Either Stanford players have a great reason to no longer set their alarm clocks, or coach Johnny Dawkins is justified in instituting a strict curfew.
Eleven of the players participated in a study to test how extended amounts of sleep can affect their performance on the court. The study found that getting more sleep made them better shooters, according to this month's issue of Sleep:
Conclusions: Improvements in specific measures of basketball performance after sleep extension indicate that optimal sleep is likely beneficial in reaching peak athletic performance.
The players had their performances measured and compared after getting as much sleep as they normally would and also after a five to seven week period in which they were asked to get at least 10 hours of sleep in bed each night.
The study found after the players went through their drills that after getting extensive amounts of sleep, they ran faster time sprints, made nine percent more of their free throw and 3-point attempts, and were more energetic during games and practices.
And quite humorously, the study also showed that the players weren't exactly accurate in recording how much sleep they were actually getting.
From the San Francisco Chronicle:
It's worth noting that the players probably didn't get as much sleep as they thought.

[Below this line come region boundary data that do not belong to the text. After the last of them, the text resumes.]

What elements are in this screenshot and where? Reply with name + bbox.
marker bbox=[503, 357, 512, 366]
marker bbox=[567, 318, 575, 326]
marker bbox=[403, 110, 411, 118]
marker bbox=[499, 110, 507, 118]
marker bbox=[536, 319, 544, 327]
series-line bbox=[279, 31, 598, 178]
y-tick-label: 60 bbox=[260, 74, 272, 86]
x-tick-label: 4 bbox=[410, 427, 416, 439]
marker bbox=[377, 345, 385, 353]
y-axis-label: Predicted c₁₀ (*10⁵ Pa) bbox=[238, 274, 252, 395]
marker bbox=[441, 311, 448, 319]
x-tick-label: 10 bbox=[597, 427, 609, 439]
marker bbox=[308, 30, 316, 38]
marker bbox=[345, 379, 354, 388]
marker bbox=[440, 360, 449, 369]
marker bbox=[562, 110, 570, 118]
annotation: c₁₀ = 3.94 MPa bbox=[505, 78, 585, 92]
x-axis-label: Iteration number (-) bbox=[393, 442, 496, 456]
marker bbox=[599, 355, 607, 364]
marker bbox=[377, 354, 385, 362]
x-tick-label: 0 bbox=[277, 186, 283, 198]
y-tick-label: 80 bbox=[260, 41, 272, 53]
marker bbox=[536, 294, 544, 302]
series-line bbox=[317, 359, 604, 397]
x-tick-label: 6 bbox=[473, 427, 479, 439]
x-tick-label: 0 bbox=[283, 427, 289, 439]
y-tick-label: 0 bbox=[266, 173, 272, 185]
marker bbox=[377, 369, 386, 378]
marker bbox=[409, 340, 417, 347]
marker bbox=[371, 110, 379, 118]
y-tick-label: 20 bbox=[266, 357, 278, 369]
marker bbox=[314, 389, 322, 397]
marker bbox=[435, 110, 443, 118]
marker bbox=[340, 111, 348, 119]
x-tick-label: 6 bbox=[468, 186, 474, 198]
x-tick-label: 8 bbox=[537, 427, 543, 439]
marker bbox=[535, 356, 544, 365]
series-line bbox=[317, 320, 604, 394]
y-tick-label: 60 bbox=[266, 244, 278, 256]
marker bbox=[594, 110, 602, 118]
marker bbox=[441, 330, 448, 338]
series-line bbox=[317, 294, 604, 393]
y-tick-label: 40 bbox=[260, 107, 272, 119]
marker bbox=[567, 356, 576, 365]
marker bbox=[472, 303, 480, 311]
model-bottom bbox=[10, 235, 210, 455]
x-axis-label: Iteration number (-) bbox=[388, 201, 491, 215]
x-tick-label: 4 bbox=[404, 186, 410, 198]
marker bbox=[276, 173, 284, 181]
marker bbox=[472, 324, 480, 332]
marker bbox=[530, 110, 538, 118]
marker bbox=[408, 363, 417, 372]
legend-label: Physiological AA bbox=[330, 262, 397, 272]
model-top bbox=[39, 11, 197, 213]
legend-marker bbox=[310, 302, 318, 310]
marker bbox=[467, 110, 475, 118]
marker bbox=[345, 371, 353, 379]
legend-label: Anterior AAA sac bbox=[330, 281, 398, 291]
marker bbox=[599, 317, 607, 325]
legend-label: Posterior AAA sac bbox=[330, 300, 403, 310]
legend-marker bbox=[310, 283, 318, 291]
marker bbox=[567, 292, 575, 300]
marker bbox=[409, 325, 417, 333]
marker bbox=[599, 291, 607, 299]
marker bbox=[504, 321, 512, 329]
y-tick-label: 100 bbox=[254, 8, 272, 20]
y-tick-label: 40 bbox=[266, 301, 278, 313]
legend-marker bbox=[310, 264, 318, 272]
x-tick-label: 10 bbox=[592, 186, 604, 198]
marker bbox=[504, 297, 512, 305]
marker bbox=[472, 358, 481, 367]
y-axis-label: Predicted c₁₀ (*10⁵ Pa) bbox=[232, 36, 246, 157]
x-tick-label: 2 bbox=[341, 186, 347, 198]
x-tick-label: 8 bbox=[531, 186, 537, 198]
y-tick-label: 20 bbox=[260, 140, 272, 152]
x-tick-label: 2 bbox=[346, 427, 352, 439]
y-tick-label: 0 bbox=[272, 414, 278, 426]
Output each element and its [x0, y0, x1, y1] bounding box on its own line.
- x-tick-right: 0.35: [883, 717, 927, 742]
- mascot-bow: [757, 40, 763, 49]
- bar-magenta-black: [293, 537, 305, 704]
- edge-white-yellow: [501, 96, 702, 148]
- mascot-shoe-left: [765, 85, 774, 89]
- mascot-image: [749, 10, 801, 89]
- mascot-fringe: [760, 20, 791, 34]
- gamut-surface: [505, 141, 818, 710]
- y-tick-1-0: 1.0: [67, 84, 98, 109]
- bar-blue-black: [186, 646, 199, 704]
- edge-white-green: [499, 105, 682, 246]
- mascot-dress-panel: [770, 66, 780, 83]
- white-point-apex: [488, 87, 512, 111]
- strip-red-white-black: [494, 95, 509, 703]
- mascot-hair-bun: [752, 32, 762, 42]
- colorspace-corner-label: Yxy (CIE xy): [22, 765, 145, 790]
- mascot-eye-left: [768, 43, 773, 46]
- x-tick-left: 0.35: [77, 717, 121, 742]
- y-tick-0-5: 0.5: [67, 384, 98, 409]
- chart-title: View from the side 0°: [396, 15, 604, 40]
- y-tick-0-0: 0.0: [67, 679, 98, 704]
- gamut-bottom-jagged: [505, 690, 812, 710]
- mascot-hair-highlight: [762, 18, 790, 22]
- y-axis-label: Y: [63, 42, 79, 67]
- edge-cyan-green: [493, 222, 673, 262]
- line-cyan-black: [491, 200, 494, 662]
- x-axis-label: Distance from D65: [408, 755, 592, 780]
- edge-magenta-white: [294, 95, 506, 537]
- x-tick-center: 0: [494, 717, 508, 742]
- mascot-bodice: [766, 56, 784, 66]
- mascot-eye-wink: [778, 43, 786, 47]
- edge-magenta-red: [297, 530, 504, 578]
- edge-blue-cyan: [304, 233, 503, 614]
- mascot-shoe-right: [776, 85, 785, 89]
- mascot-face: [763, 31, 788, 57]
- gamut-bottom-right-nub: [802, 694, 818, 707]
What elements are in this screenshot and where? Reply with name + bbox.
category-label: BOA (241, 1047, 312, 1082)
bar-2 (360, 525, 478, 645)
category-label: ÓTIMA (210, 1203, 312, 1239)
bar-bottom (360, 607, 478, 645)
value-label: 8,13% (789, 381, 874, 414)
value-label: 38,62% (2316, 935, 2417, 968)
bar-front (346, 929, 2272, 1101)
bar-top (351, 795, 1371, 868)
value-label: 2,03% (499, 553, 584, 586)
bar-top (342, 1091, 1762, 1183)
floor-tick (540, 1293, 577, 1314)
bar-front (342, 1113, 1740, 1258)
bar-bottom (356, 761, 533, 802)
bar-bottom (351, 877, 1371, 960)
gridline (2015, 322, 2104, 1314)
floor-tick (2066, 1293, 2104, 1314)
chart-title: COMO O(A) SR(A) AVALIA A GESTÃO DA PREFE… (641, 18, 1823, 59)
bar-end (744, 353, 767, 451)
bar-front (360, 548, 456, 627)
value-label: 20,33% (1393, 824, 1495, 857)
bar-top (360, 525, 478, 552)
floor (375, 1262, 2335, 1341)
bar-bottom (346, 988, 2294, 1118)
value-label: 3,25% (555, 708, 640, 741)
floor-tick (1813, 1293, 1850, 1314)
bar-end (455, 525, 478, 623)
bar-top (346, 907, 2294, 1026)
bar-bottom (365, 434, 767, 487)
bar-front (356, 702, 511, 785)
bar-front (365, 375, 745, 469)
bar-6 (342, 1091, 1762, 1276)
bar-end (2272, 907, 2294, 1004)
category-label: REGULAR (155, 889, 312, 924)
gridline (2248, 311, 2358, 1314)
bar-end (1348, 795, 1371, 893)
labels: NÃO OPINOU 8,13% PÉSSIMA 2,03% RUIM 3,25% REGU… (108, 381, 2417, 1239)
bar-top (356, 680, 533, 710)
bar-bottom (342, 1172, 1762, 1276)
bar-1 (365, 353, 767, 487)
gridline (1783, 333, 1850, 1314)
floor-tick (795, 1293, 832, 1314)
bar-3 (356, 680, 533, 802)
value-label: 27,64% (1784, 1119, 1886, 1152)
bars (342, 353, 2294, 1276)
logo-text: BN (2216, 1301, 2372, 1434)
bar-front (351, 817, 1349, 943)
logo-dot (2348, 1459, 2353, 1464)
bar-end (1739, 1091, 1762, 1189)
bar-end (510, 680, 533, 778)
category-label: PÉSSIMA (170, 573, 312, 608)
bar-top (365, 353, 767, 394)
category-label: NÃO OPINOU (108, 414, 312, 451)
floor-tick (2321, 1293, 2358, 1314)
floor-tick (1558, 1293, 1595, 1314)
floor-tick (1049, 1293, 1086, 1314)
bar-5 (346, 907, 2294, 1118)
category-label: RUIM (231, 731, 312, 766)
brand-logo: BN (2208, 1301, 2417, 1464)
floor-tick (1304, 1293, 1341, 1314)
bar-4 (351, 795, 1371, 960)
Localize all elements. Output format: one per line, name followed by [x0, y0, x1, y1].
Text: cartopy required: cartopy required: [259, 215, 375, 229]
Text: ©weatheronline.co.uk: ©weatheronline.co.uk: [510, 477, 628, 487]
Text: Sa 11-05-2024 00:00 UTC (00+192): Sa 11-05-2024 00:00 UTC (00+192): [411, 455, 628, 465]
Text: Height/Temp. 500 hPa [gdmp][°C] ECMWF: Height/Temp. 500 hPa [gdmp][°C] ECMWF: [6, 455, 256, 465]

They estimated that they got about 10 1/2 hours every night, but all of them wore devices on their wrists that measured their sleep time by monitoring their movements. According to the devices, the players averaged about 6 hours and 45 minutes of sleep during the first four weeks of the study and 8 1/2 hours during the next five to seven weeks.
Stanford is facing an important year in Dawkins' fourth season. He has yet to lead the Cardinal to an upper-half finish in the Pac-10 and was awarded a two-year extension Wednesday.
The program needs a boost of energy, and now his players know that getting their Z's can only help.